The French paper Le Monde, which reported the offensive comment, misleadingly characterized the conflict over the Western Sahara as one between France and Algeria, a common discursive trope that effectively strips agency from the Sahrawi community that has been fighting for its independence for decades. The Western Sahara is a disputed territory that has been under Moroccan occupation since 1975. The Polisario Front, a Sahrawi independence movement, fought a war against Morocco until 1991, when the United Nations brokered a ceasefire and initiated plans for a referendum vote for self-determination that has never taken place.  Sahrawi families have been divided for nearly 40 years between the Moroccan-controlled territory and refugee camps in Tindouf, Algeria by war, violence, political stalemate and a 2,700-km sand wall fortified by electronic surveillance, mines and Moroccan troops.

Bardem was in Paris to promote his documentary Sons of the Clouds: The Last Colony, a film that aims to bring to light the suffering and human rights violations experienced by the people of Western Sahara. The film focuses on the human rights abuses inflicted on pro-independence activists in the Moroccan-occupied territory, as well as the conditions of life in the refugee camps. Present to speak at the screening of the event was also Aminatou Haidar, a prominent Sahrawi human rights activist and former political prisoner who was recognized by the Robert F. Kennedy Center for Justice and Human Rights in 2009 for her work in the occupied territory. 

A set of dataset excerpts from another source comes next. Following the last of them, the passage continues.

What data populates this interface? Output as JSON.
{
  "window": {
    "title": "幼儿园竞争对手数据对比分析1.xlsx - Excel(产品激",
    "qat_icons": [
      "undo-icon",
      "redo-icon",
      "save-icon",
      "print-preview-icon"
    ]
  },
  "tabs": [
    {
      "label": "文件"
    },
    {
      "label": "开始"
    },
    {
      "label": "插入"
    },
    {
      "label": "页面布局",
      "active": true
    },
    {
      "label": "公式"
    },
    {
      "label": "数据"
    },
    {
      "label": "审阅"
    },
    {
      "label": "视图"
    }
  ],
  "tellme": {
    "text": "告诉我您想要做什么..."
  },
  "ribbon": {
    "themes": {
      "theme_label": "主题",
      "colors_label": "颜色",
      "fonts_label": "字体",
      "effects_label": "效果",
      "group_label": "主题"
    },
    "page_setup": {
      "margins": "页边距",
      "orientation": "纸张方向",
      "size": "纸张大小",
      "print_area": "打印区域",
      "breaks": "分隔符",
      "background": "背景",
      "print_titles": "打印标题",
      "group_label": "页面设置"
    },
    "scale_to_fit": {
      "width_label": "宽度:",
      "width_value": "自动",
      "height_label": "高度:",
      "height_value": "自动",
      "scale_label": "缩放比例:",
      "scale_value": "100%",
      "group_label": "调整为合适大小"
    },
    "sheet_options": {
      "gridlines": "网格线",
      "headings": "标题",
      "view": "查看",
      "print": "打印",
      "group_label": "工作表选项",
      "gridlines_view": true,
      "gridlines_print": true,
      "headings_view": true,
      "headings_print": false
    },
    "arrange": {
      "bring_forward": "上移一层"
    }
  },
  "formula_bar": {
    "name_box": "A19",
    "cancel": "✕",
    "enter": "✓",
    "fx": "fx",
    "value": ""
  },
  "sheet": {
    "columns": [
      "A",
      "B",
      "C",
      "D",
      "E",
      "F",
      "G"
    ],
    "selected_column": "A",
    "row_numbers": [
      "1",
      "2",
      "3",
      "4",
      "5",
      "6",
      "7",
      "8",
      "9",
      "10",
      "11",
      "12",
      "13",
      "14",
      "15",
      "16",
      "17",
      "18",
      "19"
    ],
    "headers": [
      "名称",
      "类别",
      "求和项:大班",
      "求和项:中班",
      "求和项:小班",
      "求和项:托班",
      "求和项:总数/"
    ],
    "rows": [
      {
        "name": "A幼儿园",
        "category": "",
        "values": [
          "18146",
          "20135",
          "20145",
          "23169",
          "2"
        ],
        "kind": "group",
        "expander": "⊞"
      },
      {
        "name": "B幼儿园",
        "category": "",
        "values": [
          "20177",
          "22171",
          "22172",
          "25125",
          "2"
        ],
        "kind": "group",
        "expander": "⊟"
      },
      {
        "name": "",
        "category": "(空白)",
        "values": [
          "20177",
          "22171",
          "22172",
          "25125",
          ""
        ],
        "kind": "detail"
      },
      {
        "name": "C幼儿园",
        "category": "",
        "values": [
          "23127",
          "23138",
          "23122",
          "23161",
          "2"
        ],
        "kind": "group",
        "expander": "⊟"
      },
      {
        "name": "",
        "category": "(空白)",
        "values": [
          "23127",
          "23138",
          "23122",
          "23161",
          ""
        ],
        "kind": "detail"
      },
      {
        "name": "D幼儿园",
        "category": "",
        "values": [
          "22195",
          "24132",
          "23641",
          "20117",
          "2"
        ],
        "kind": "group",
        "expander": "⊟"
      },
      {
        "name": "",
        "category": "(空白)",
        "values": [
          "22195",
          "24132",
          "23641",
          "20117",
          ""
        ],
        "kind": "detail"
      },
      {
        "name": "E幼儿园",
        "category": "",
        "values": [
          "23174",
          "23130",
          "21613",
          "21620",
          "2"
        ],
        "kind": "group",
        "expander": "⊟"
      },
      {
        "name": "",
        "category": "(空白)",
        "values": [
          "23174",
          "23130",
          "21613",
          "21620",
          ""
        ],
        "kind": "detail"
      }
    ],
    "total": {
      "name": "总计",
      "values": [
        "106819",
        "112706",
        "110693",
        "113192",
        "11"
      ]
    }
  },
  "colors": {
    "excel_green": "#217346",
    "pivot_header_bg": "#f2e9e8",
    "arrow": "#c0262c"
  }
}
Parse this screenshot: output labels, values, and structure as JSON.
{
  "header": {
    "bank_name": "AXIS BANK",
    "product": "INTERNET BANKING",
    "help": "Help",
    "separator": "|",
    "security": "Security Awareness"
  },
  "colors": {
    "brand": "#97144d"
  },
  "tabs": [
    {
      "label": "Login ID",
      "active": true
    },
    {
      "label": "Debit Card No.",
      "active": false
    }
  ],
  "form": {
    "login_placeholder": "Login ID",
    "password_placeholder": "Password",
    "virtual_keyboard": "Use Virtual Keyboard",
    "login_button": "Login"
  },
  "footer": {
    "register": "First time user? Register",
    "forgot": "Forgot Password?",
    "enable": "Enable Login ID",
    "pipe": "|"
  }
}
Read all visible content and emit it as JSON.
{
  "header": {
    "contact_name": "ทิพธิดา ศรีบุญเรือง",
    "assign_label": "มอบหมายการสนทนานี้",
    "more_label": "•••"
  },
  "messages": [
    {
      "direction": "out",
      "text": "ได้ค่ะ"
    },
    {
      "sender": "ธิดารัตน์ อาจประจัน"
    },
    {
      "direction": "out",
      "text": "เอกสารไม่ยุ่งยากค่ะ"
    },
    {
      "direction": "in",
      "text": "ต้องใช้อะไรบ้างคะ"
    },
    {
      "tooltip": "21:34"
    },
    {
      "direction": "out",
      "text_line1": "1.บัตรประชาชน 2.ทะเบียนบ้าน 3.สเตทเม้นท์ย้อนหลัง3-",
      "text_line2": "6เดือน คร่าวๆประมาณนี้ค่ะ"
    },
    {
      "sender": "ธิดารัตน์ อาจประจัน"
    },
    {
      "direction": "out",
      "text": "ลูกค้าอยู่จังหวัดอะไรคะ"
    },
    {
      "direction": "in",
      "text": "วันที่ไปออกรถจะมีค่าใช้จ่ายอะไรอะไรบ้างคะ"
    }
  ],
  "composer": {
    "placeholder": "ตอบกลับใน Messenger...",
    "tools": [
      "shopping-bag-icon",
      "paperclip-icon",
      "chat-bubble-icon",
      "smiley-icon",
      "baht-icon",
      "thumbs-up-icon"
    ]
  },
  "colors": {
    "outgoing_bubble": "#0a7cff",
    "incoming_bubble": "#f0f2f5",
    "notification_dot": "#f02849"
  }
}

I had met Mr. Bardem and Ms. Haidar at a screening of the film at the United Nations last year in March. They responded intelligently and rationally to aggressive and angry commentary from a group of Moroccan parliamentarians who showed up to derail the question and answer session before walking out as the film was screened.  The status of the Western Sahara territory is an extremely heated and controversial subject that receives little attention in the United States, despite this country’s long-standing military and diplomatic support for Morocco’s de facto administration of the territory. Despite its rhetoric of freedom and human rights, the United States, like France, has continued to turn a blind eye to ongoing human rights abuses in this region and Morocco’s violations of international law.

Last year, in an unprecedented move, the U.S. proposed the addition of a human rights monitoring mechanism to the mandate of the UN peacekeeping mission in the Western Sahara (MINURSO). France vetoed the addition, despite the fact that this is the only UN peacekeeping mission without such a mechanism. The MINURSO mandate is up for renewal again in April 2014. One can only hope that this incident will cause some French leaders to rethink their previously unchallenged support for Morocco’s occupation and ongoing human rights violations. As one commentator noted, “If Morocco is France’s mistress, what is Western Sahara? The word abuse comes to mind.”

*UN Special Rapporteur Juan Mendez on Torture: http://www.un.org/apps/news/story.asp?NewsID=42968&Cr=morocco&Cr1=#.UxVy...
2013 State Department Human Rights Report on Western Sahara: http://www.state.gov/j/drl/rls/hrrpt/2013/nea/220383.htm
Human Rights Watch: https://www.hrw.org/middle-eastn-africa/morocco/western-sahara

Naomi Dann is a senior Peace and Justice Studies major at Vassar College. She is interested in representations of violence and conflict, nonviolent approaches to addressing injustices, and interrogating normative modes of understanding identities, conflicts and the possibilities of political activism.